LIV
Liverpool
Premier League
05.05.2024
17:30
TOT
Tottenham Hotspur
 
Osób online 908

Pięć wniosków po meczu z Burnley


Pierwszy domowy mecz The Reds w nowym sezonie Premier League był czymś w rodzaju przełomu, biorąc pod uwagę fakt, że Anfield zapełnił się kibicami po raz pierwszy od niemal 18 miesięcy.

Oto pięć wniosków, które można wyciągnąć po pamiętnej sobocie na Anfield...

"To z pewnością najlepsza atmosfera towarzysząca spotkaniu o 13:30"

Minęło już 528 dni odkąd ostatni raz Anfield wypełniło się po brzegi.

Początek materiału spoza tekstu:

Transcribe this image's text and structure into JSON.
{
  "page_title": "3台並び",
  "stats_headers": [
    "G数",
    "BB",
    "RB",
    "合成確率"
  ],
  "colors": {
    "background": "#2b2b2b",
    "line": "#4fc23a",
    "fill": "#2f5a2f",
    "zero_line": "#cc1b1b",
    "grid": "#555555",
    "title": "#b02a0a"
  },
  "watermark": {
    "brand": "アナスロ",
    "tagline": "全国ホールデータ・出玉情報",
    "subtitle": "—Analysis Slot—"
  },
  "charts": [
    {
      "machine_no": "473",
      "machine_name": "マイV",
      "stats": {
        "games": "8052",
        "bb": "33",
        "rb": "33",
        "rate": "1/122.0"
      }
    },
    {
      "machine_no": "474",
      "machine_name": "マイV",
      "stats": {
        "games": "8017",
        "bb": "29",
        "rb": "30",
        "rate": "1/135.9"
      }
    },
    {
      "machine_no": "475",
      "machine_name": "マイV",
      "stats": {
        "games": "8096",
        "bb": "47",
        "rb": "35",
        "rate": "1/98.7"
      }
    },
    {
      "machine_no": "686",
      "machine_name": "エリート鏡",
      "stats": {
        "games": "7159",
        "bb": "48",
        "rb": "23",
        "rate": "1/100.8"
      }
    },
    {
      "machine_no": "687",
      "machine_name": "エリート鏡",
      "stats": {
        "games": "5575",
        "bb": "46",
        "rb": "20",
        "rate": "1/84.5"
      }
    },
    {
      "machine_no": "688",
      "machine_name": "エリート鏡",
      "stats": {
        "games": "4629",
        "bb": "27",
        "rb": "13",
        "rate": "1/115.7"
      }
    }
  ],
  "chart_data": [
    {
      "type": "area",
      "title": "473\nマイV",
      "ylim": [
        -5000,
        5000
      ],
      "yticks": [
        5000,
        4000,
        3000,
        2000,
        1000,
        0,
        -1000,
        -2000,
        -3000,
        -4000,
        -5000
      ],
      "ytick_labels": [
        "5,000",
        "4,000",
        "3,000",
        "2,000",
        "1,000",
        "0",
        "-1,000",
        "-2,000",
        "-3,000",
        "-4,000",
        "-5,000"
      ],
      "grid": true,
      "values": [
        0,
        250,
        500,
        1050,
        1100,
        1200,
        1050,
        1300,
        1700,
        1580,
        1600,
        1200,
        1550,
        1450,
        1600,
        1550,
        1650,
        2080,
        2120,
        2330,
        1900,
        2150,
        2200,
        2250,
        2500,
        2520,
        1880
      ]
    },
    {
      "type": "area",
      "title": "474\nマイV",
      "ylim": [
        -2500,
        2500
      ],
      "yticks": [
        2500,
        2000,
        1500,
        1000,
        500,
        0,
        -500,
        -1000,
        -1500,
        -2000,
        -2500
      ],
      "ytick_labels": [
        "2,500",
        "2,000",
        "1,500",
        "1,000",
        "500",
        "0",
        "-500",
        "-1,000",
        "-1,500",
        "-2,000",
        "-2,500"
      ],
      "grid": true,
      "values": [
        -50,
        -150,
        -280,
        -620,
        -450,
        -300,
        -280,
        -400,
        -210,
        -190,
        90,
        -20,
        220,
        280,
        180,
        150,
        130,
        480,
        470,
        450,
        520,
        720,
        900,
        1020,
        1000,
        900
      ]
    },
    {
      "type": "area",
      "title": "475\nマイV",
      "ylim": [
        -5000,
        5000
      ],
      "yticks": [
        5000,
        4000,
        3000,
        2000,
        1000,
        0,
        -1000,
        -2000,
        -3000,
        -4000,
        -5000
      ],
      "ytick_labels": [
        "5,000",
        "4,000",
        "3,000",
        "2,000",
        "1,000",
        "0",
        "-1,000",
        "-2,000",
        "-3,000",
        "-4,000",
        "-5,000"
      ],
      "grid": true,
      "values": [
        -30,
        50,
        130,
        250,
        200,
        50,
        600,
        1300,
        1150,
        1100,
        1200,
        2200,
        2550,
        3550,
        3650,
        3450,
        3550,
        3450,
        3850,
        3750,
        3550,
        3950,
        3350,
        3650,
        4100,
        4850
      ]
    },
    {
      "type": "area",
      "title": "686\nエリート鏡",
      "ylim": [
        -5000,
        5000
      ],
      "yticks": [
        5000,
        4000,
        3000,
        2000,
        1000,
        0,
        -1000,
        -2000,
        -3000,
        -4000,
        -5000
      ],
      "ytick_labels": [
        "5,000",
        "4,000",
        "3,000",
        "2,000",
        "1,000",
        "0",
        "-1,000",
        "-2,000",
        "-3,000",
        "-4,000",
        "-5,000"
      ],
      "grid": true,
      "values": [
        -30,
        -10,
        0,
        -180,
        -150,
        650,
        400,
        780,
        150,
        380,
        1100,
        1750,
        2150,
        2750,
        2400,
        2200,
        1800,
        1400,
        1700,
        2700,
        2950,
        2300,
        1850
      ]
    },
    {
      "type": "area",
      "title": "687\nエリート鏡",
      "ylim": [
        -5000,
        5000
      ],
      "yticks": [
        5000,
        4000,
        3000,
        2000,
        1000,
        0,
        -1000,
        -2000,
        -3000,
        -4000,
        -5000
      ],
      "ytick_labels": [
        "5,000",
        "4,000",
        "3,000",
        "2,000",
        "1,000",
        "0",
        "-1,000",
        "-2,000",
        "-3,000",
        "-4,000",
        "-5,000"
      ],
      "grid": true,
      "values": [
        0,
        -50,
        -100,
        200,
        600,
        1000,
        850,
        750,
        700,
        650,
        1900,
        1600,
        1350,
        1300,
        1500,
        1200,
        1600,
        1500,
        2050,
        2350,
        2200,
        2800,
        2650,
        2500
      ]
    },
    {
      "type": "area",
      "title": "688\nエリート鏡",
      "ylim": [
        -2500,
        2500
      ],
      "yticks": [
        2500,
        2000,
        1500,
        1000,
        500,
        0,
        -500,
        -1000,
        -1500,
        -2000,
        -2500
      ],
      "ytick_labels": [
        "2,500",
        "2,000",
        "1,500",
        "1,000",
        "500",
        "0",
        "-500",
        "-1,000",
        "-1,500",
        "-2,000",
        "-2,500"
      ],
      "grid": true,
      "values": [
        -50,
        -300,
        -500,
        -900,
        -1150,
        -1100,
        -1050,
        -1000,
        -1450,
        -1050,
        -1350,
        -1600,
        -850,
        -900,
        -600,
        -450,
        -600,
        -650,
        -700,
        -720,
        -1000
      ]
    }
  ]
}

Kibice The Reds, którzy zgromadzili się na stadionie w liczbie ponad 50 tysięcy, zrobili wszystko, by dało się ich usłyszeć w dzień, który Klopp podsumował słowami:

- Wszyscy naprawdę nie mogli się doczekać tego festiwalu piłkarskiego, tego meczu. Myślę, że nikt dziś nie opuszcza tego miejsca rozczarowany, ponieważ uważam, że jeśli chodzi o atmosferę, spełniły się wszystkie nasze marzenia - mówił boss.

- To była z pewnością najlepsza towarzysząca spotkaniu rozgrywanemu o 13:30. To było naprawdę wyjątkowe.

Rzeczywiście, hałas był często bardziej podobny do wielkich europejskich wieczorów, a poruszające przedmeczowe wykonanie You’ll Never Walk Alone nabrało jeszcze większego znaczenia, biorąc pod uwagę fakt, że Anfield zebrało się także, by wspomnieć Andrew Devine’a i tych kibiców, którzy odeszli od marca 2020 roku.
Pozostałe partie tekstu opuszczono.